Einstein was right when he said “put your hand on a hot stove for a minute, and it seems like an hour; sit with a pretty girl for an hour, and it seems like a minute; that’s relativity.”
And although it is a known concept to all of us, I have the impression that in India you can learn how much your attitude can influence how fast time is going by: When you’ve had several 20 hour train- and bus-rides you notice how close all the people you love live back at home, even if they live in other cities or even countries. How come that driving five hours to visit some friends or taking a short weekend trip to Prague or Venice sounds like an exhausting endeavour back there, while a two-day train journey is an adventure in India?
Note to myself – No it is not so complicated; do more road trips when you are back home, they are fun if you make them enjoyable!
Being curious, open-minded, adventurous and seeking new experiences is apparently only one part of the equation: Often enough it seems to be only human to look for something we know – something we are used to, such as our favourite food, our mother-language or people who share the same cultural memory.

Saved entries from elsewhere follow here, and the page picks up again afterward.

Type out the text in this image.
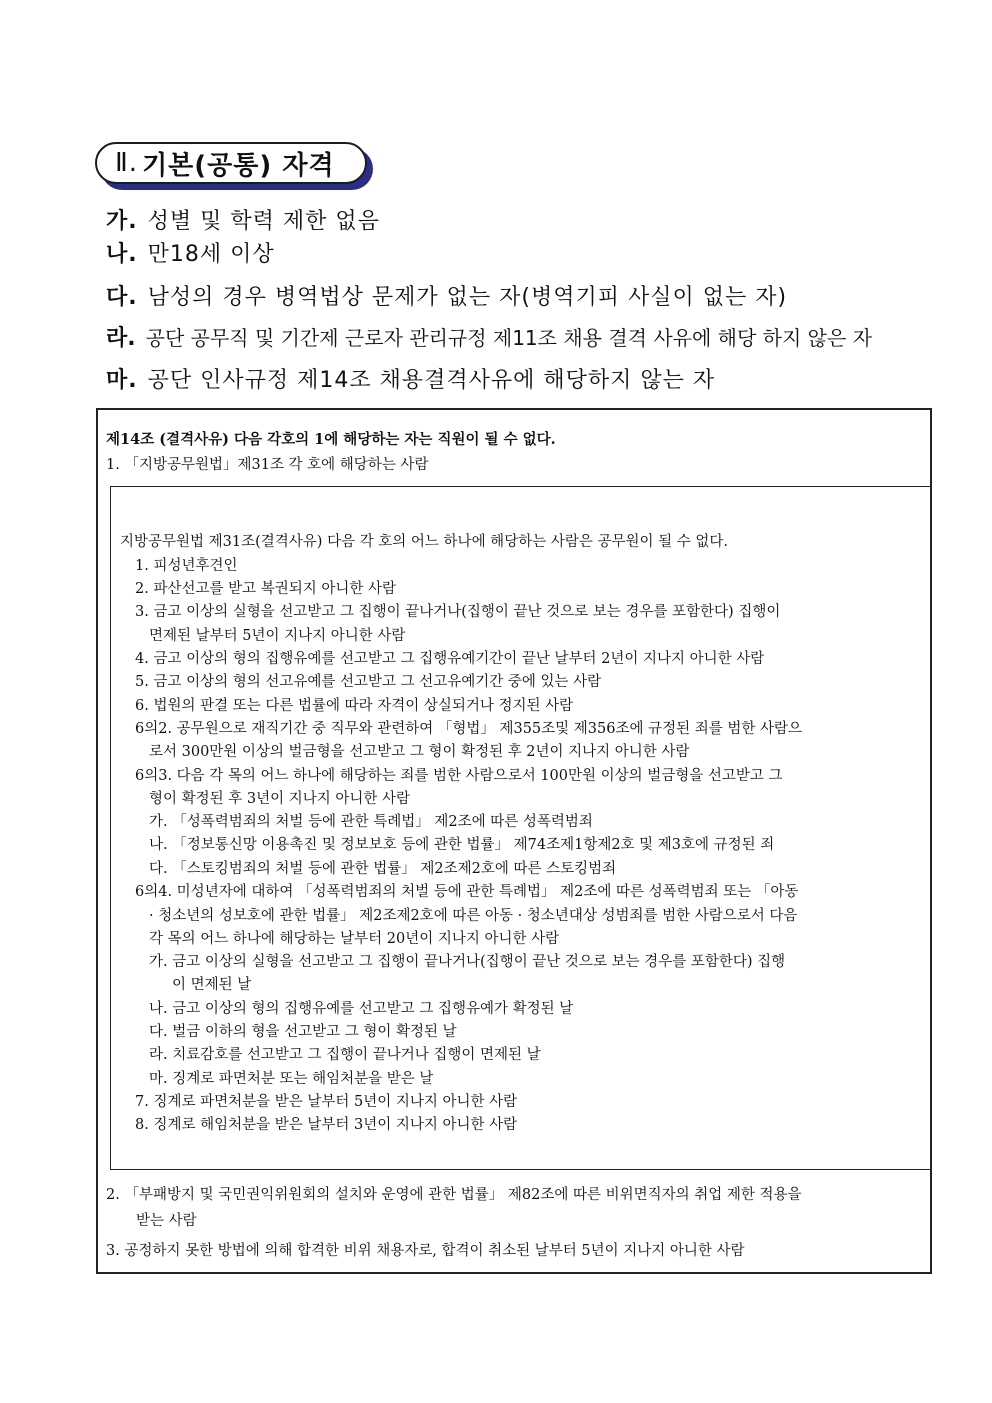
Ⅱ. 기본(공통) 자격
가. 성별 및 학력 제한 없음
나. 만18세 이상
다. 남성의 경우 병역법상 문제가 없는 자(병역기피 사실이 없는 자)
라. 공단 공무직 및 기간제 근로자 관리규정 제11조 채용 결격 사유에 해당 하지 않은 자
마. 공단 인사규정 제14조 채용결격사유에 해당하지 않는 자
제14조 (결격사유) 다음 각호의 1에 해당하는 자는 직원이 될 수 없다.
1. 「지방공무원법」제31조 각 호에 해당하는 사람
지방공무원법 제31조(결격사유) 다음 각 호의 어느 하나에 해당하는 사람은 공무원이 될 수 없다.
1. 피성년후견인
2. 파산선고를 받고 복권되지 아니한 사람
3. 금고 이상의 실형을 선고받고 그 집행이 끝나거나(집행이 끝난 것으로 보는 경우를 포함한다) 집행이
면제된 날부터 5년이 지나지 아니한 사람
4. 금고 이상의 형의 집행유예를 선고받고 그 집행유예기간이 끝난 날부터 2년이 지나지 아니한 사람
5. 금고 이상의 형의 선고유예를 선고받고 그 선고유예기간 중에 있는 사람
6. 법원의 판결 또는 다른 법률에 따라 자격이 상실되거나 정지된 사람
6의2. 공무원으로 재직기간 중 직무와 관련하여 「형법」 제355조및 제356조에 규정된 죄를 범한 사람으
로서 300만원 이상의 벌금형을 선고받고 그 형이 확정된 후 2년이 지나지 아니한 사람
6의3. 다음 각 목의 어느 하나에 해당하는 죄를 범한 사람으로서 100만원 이상의 벌금형을 선고받고 그
형이 확정된 후 3년이 지나지 아니한 사람
가. 「성폭력범죄의 처벌 등에 관한 특례법」 제2조에 따른 성폭력범죄
나. 「정보통신망 이용촉진 및 정보보호 등에 관한 법률」 제74조제1항제2호 및 제3호에 규정된 죄
다. 「스토킹범죄의 처벌 등에 관한 법률」 제2조제2호에 따른 스토킹범죄
6의4. 미성년자에 대하여 「성폭력범죄의 처벌 등에 관한 특례법」 제2조에 따른 성폭력범죄 또는 「아동
· 청소년의 성보호에 관한 법률」 제2조제2호에 따른 아동 · 청소년대상 성범죄를 범한 사람으로서 다음
각 목의 어느 하나에 해당하는 날부터 20년이 지나지 아니한 사람
가. 금고 이상의 실형을 선고받고 그 집행이 끝나거나(집행이 끝난 것으로 보는 경우를 포함한다) 집행
이 면제된 날
나. 금고 이상의 형의 집행유예를 선고받고 그 집행유예가 확정된 날
다. 벌금 이하의 형을 선고받고 그 형이 확정된 날
라. 치료감호를 선고받고 그 집행이 끝나거나 집행이 면제된 날
마. 징계로 파면처분 또는 해임처분을 받은 날
7. 징계로 파면처분을 받은 날부터 5년이 지나지 아니한 사람
8. 징계로 해임처분을 받은 날부터 3년이 지나지 아니한 사람
2. 「부패방지 및 국민권익위원회의 설치와 운영에 관한 법률」 제82조에 따른 비위면직자의 취업 제한 적용을
받는 사람
3. 공정하지 못한 방법에 의해 합격한 비위 채용자로, 합격이 취소된 날부터 5년이 지나지 아니한 사람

It may be nothing new that we only sense the absence of something we take for granted, the moment it is missing, but while in the western world – thanks to globalization – the borders of our cultures and customs appear to be merging, India has the qualities of being a parallel universe; disconnected in so many ways from our known horizon of experience.
It is funny to reflect then on the (un-)concious choices we start making in this environment, such as who the people are we surround ourselves with, which restaurants we visit or which places we prefer to go to. It does not matter how adventurous you are in the first place; after some time you will find out that without being certain of the outcome of your choice, you will start choosing the Known Unknowns, where you expect at least some familiarity; and what we already know cannot be so bad, can it?

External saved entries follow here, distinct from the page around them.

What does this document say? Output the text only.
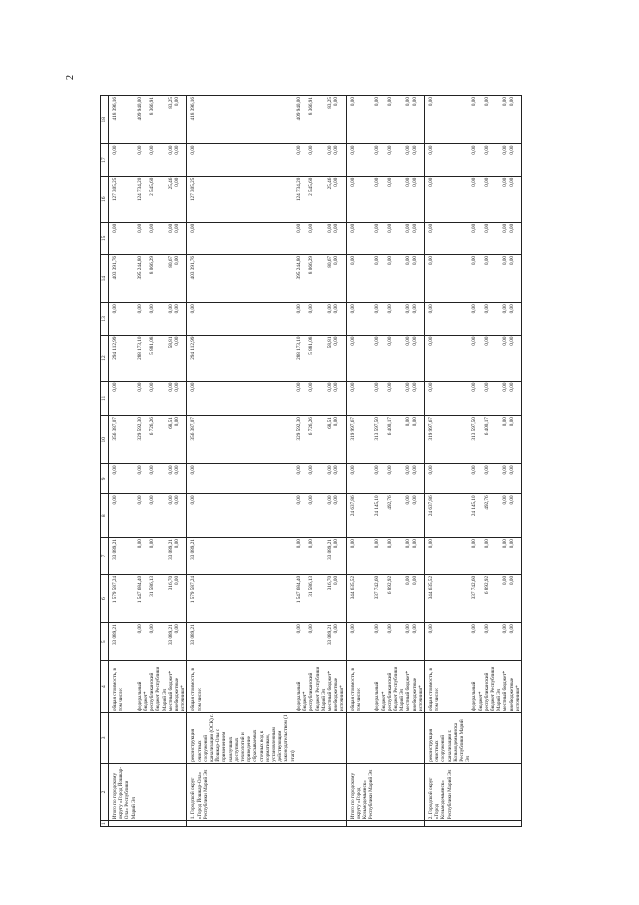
2
1	2	3	4	5	6	7	8	9	10	11	12	13	14	15	16	17	18
	Итого по городскому округу «Город Йошкар-Ола» Республики Марий Эл		общая стоимость, в том числе:	33 089,21	1 579 587,24	33 089,21	0,00	0,00	356 387,07	0,00	294 112,99	0,00	403 391,76	0,00	127 305,25	0,00	418 396,16
			федеральный бюджет*	0,00	1 547 684,40	0,00	0,00	0,00	329 592,30	0,00	288 173,10	0,00	395 244,80	0,00	124 734,20	0,00	409 940,00
			республиканский бюджет Республики Марий Эл	0,00	31 586,13	0,00	0,00	0,00	6 726,26	0,00	5 881,08	0,00	8 066,29	0,00	2 545,60	0,00	8 366,91
			местный бюджет*	33 089,21	316,70	33 089,21	0,00	0,00	68,51	0,00	58,81	0,00	80,67	0,00	25,46	0,00	83,25
			внебюджетные источники*	0,00	0,00	0,00	0,00	0,00	0,00	0,00	0,00	0,00	0,00	0,00	0,00	0,00	0,00
	1. Городской округ «Город Йошкар-Ола» Республики Марий Эл	реконструкция очистных сооружений канализации (ОСК) г. Йошкар-Олы с применением наилучших доступных технологий и приведение сбрасываемых сточных вод к нормативам, установленным действующим законодательством (1 этап)	общая стоимость, в том числе:	33 089,21	1 579 587,24	33 089,21	0,00	0,00	356 387,07	0,00	294 112,99	0,00	403 391,76	0,00	127 305,25	0,00	418 396,16
			федеральный бюджет*	0,00	1 547 684,40	0,00	0,00	0,00	329 592,30	0,00	288 173,10	0,00	395 244,80	0,00	124 734,20	0,00	409 940,00
			республиканский бюджет Республики Марий Эл	0,00	31 586,13	0,00	0,00	0,00	6 726,26	0,00	5 881,08	0,00	8 066,29	0,00	2 545,60	0,00	8 366,91
			местный бюджет*	33 089,21	316,70	33 089,21	0,00	0,00	68,51	0,00	58,81	0,00	80,67	0,00	25,46	0,00	83,25
			внебюджетные источники*	0,00	0,00	0,00	0,00	0,00	0,00	0,00	0,00	0,00	0,00	0,00	0,00	0,00	0,00
	Итого по городскому округу «Город Козьмодемьянск» Республики Марий Эл		общая стоимость, в том числе:	0,00	344 635,52	0,00	24 637,86	0,00	319 997,67	0,00	0,00	0,00	0,00	0,00	0,00	0,00	0,00
			федеральный бюджет*	0,00	337 742,60	0,00	24 145,10	0,00	313 597,50	0,00	0,00	0,00	0,00	0,00	0,00	0,00	0,00
			республиканский бюджет Республики Марий Эл	0,00	6 892,92	0,00	492,76	0,00	6 400,17	0,00	0,00	0,00	0,00	0,00	0,00	0,00	0,00
			местный бюджет*	0,00	0,00	0,00	0,00	0,00	0,00	0,00	0,00	0,00	0,00	0,00	0,00	0,00	0,00
			внебюджетные источники*	0,00	0,00	0,00	0,00	0,00	0,00	0,00	0,00	0,00	0,00	0,00	0,00	0,00	0,00
	2. Городской округ «Город Козьмодемьянск» Республики Марий Эл	реконструкция очистных сооружений канализации г. Козьмодемьянска Республики Марий Эл	общая стоимость, в том числе:	0,00	344 635,52	0,00	24 637,86	0,00	319 997,67	0,00	0,00	0,00	0,00	0,00	0,00	0,00	0,00
			федеральный бюджет*	0,00	337 742,60	0,00	24 145,10	0,00	313 597,50	0,00	0,00	0,00	0,00	0,00	0,00	0,00	0,00
			республиканский бюджет Республики Марий Эл	0,00	6 892,92	0,00	492,76	0,00	6 400,17	0,00	0,00	0,00	0,00	0,00	0,00	0,00	0,00
			местный бюджет*	0,00	0,00	0,00	0,00	0,00	0,00	0,00	0,00	0,00	0,00	0,00	0,00	0,00	0,00
			внебюджетные источники*	0,00	0,00	0,00	0,00	0,00	0,00	0,00	0,00	0,00	0,00	0,00	0,00	0,00	0,00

Sometimes the opposite of good is good intentions and when I observe some of the protectiveness in India I think that being too careful takes away a huge amount of life’s beautiful liberties.
On campus you have strictly separated girls- and boys-hostels, an alcohol and smoking ban (with hurtful fines) and lan-ban to prevent you from surfing the internet at late hours; but even outside of the universities, some Indian states have banned alcohol completely or implemented laws (like in Bangalore) to shut down all bars and clubs before midnight.
Does any dean really believe that if you block a student’s internet access at night he will study more and go to sleep earlier, instead of downloading movies during daytime and watch them at night? Are government officials truly surprised, when they find out that alcohol has been injected into tomatoes with syringes to smuggle it and that the quality of this home-brewed booze was so bad that it lead to the death of hundreds of citizens?
It may be difficult to draw the line, but when your laws start harming the ones you pretend to protect and when you limit people’s freedoms to an extend where they are not allowed to live the lives they wished for, how can you then still claim to be educating the future leaders of companies and your country, or insist that you have been elected by responsible (!) citizens?